Those who contemplate the beauty of the earth find reserves of strength that will endure as long as life lasts. —Rachel Carson
The weather held off until I got home.
As I sat secluded in my office drafting a letter, the rains came, slowly at first, then falling with force, pummeling the back porch roof. Lightning flashed; thunder clapped. I worked feverishly, finished, and powered down the computer. Downstairs, my wife was placing platters of food on the table: sausage, scalloped potatoes, carrots. Soon my son’s SUV pulled into the driveway. We sat down to a nice meal and ate in silence.
Afterwards, we retired to the front porch to watch the storm pass overhead. “The clouds are so low they’re touching the treeline,” my son said. We looked up to see a jumbo jet rise above the far hills and sweep across the grey sky, then disappear into the fog.
Finally, off to the north the clouds began to break up, revealing a sliver of blue.

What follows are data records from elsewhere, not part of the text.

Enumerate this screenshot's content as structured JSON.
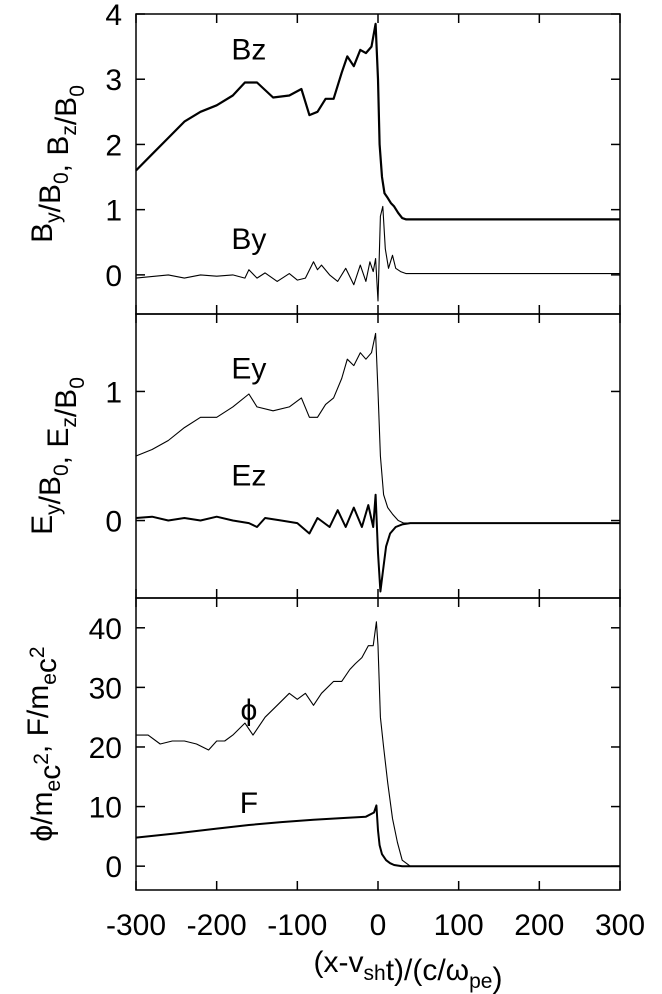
{
  "chart_data": [
    {
      "type": "line",
      "ylabel_parts": [
        [
          "B",
          "y",
          ""
        ],
        [
          "/B",
          "0",
          ""
        ],
        [
          ", B",
          "z",
          ""
        ],
        [
          "/B",
          "0",
          ""
        ]
      ],
      "xlim": [
        -300,
        300
      ],
      "ylim": [
        -0.6,
        4.0
      ],
      "yticks": [
        0,
        1,
        2,
        3,
        4
      ],
      "grid": false,
      "series": [
        {
          "name": "Bz",
          "stroke_width": 2.2,
          "x": [
            -300,
            -280,
            -260,
            -240,
            -220,
            -200,
            -180,
            -165,
            -150,
            -130,
            -110,
            -95,
            -85,
            -75,
            -65,
            -55,
            -45,
            -38,
            -30,
            -22,
            -15,
            -8,
            -3,
            0,
            2,
            5,
            8,
            12,
            16,
            20,
            25,
            30,
            35,
            300
          ],
          "y": [
            1.6,
            1.85,
            2.1,
            2.35,
            2.5,
            2.6,
            2.75,
            2.95,
            2.95,
            2.72,
            2.75,
            2.85,
            2.45,
            2.5,
            2.7,
            2.7,
            3.1,
            3.35,
            3.2,
            3.45,
            3.4,
            3.5,
            3.85,
            3.0,
            2.0,
            1.5,
            1.25,
            1.18,
            1.1,
            1.05,
            0.95,
            0.87,
            0.85,
            0.85
          ]
        },
        {
          "name": "By",
          "stroke_width": 1.1,
          "x": [
            -300,
            -260,
            -240,
            -220,
            -200,
            -180,
            -165,
            -160,
            -150,
            -140,
            -125,
            -110,
            -100,
            -90,
            -80,
            -75,
            -70,
            -60,
            -50,
            -40,
            -30,
            -22,
            -15,
            -10,
            -6,
            -3,
            0,
            3,
            6,
            9,
            13,
            18,
            22,
            28,
            35,
            300
          ],
          "y": [
            -0.05,
            0.0,
            -0.05,
            0.0,
            -0.02,
            0.0,
            -0.05,
            0.08,
            -0.05,
            0.03,
            -0.1,
            0.02,
            -0.08,
            -0.05,
            0.2,
            0.08,
            0.15,
            0.0,
            -0.1,
            0.1,
            -0.15,
            0.15,
            -0.1,
            0.2,
            0.05,
            0.25,
            -0.4,
            0.9,
            1.05,
            0.4,
            0.1,
            0.3,
            0.1,
            0.05,
            0.02,
            0.02
          ]
        }
      ],
      "annotations": [
        {
          "text": "Bz",
          "x": -160,
          "y": 3.3
        },
        {
          "text": "By",
          "x": -160,
          "y": 0.4
        }
      ]
    },
    {
      "type": "line",
      "ylabel_parts": [
        [
          "E",
          "y",
          ""
        ],
        [
          "/B",
          "0",
          ""
        ],
        [
          ",  E",
          "z",
          ""
        ],
        [
          "/B",
          "0",
          ""
        ]
      ],
      "xlim": [
        -300,
        300
      ],
      "ylim": [
        -0.6,
        1.6
      ],
      "yticks": [
        0,
        1
      ],
      "grid": false,
      "series": [
        {
          "name": "Ey",
          "stroke_width": 1.1,
          "x": [
            -300,
            -280,
            -260,
            -240,
            -220,
            -200,
            -180,
            -160,
            -150,
            -130,
            -110,
            -95,
            -85,
            -75,
            -65,
            -55,
            -45,
            -38,
            -30,
            -22,
            -15,
            -8,
            -3,
            0,
            3,
            7,
            12,
            18,
            25,
            32,
            40,
            300
          ],
          "y": [
            0.5,
            0.55,
            0.62,
            0.72,
            0.8,
            0.8,
            0.88,
            0.98,
            0.88,
            0.85,
            0.88,
            0.95,
            0.8,
            0.8,
            0.9,
            0.95,
            1.1,
            1.25,
            1.2,
            1.3,
            1.25,
            1.3,
            1.45,
            1.0,
            0.5,
            0.2,
            0.1,
            0.05,
            0.0,
            -0.02,
            -0.02,
            -0.02
          ]
        },
        {
          "name": "Ez",
          "stroke_width": 2.0,
          "x": [
            -300,
            -280,
            -260,
            -240,
            -220,
            -200,
            -180,
            -160,
            -150,
            -140,
            -120,
            -100,
            -85,
            -75,
            -60,
            -50,
            -40,
            -30,
            -20,
            -12,
            -6,
            -3,
            0,
            3,
            6,
            10,
            15,
            22,
            30,
            40,
            300
          ],
          "y": [
            0.02,
            0.03,
            0.0,
            0.02,
            0.0,
            0.03,
            0.0,
            -0.02,
            -0.05,
            0.02,
            0.0,
            -0.02,
            -0.1,
            0.02,
            -0.05,
            0.08,
            -0.05,
            0.1,
            -0.05,
            0.12,
            -0.05,
            0.2,
            -0.25,
            -0.55,
            -0.4,
            -0.2,
            -0.1,
            -0.05,
            -0.03,
            -0.02,
            -0.02
          ]
        }
      ],
      "annotations": [
        {
          "text": "Ey",
          "x": -160,
          "y": 1.1
        },
        {
          "text": "Ez",
          "x": -160,
          "y": 0.27
        }
      ]
    },
    {
      "type": "line",
      "ylabel_parts": [
        [
          "ϕ/m",
          "e",
          ""
        ],
        [
          "c",
          "",
          "2"
        ],
        [
          ", F/m",
          "e",
          ""
        ],
        [
          "c",
          "",
          "2"
        ]
      ],
      "xlim": [
        -300,
        300
      ],
      "ylim": [
        -4,
        45
      ],
      "yticks": [
        0,
        10,
        20,
        30,
        40
      ],
      "grid": false,
      "series": [
        {
          "name": "ϕ",
          "stroke_width": 1.1,
          "x": [
            -300,
            -285,
            -270,
            -255,
            -240,
            -225,
            -210,
            -200,
            -190,
            -180,
            -165,
            -155,
            -140,
            -125,
            -110,
            -100,
            -90,
            -80,
            -70,
            -55,
            -45,
            -35,
            -28,
            -20,
            -12,
            -6,
            -2,
            0,
            3,
            7,
            12,
            18,
            24,
            30,
            40,
            300
          ],
          "y": [
            22,
            22,
            20.5,
            21,
            21,
            20.5,
            19.5,
            21,
            21,
            22,
            24,
            22,
            25,
            27,
            29,
            28,
            29,
            27,
            29,
            31,
            31,
            33,
            34,
            35,
            37,
            37,
            41,
            37,
            25,
            20,
            14,
            8,
            4,
            1,
            0,
            0
          ]
        },
        {
          "name": "F",
          "stroke_width": 2.0,
          "x": [
            -300,
            -250,
            -200,
            -160,
            -120,
            -80,
            -40,
            -15,
            -5,
            -2,
            0,
            2,
            5,
            10,
            15,
            20,
            30,
            300
          ],
          "y": [
            4.8,
            5.5,
            6.3,
            6.9,
            7.4,
            7.8,
            8.1,
            8.3,
            9.0,
            10.2,
            6.0,
            3.5,
            2.0,
            1.0,
            0.5,
            0.2,
            0.0,
            0.0
          ]
        }
      ],
      "annotations": [
        {
          "text": "ϕ",
          "x": -160,
          "y": 24.5
        },
        {
          "text": "F",
          "x": -160,
          "y": 8.9
        }
      ]
    }
  ],
  "x_axis": {
    "ticks": [
      -300,
      -200,
      -100,
      0,
      100,
      200,
      300
    ],
    "xlabel_parts": [
      [
        "(x-v",
        "",
        ""
      ],
      [
        "",
        "sh",
        ""
      ],
      [
        "t)/(c/ω",
        "",
        ""
      ],
      [
        "",
        "pe",
        ""
      ],
      [
        ")",
        "",
        ""
      ]
    ]
  }
}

Gradually, the rain tapered off and the blue splintered, bursting into a wide expanse above our heads, while off to the east a curious white wispy cloud drifted across a backdrop of yellowish grey. Suddenly, the feathered edges caught the rays of the evening sun, glowing vermilion.
The dog’s nose twitched between the spindles of the balustrade. We too sensed the clear cool air, drawing it down into our innermost parts — a cleansing coolness, clear shining after rain.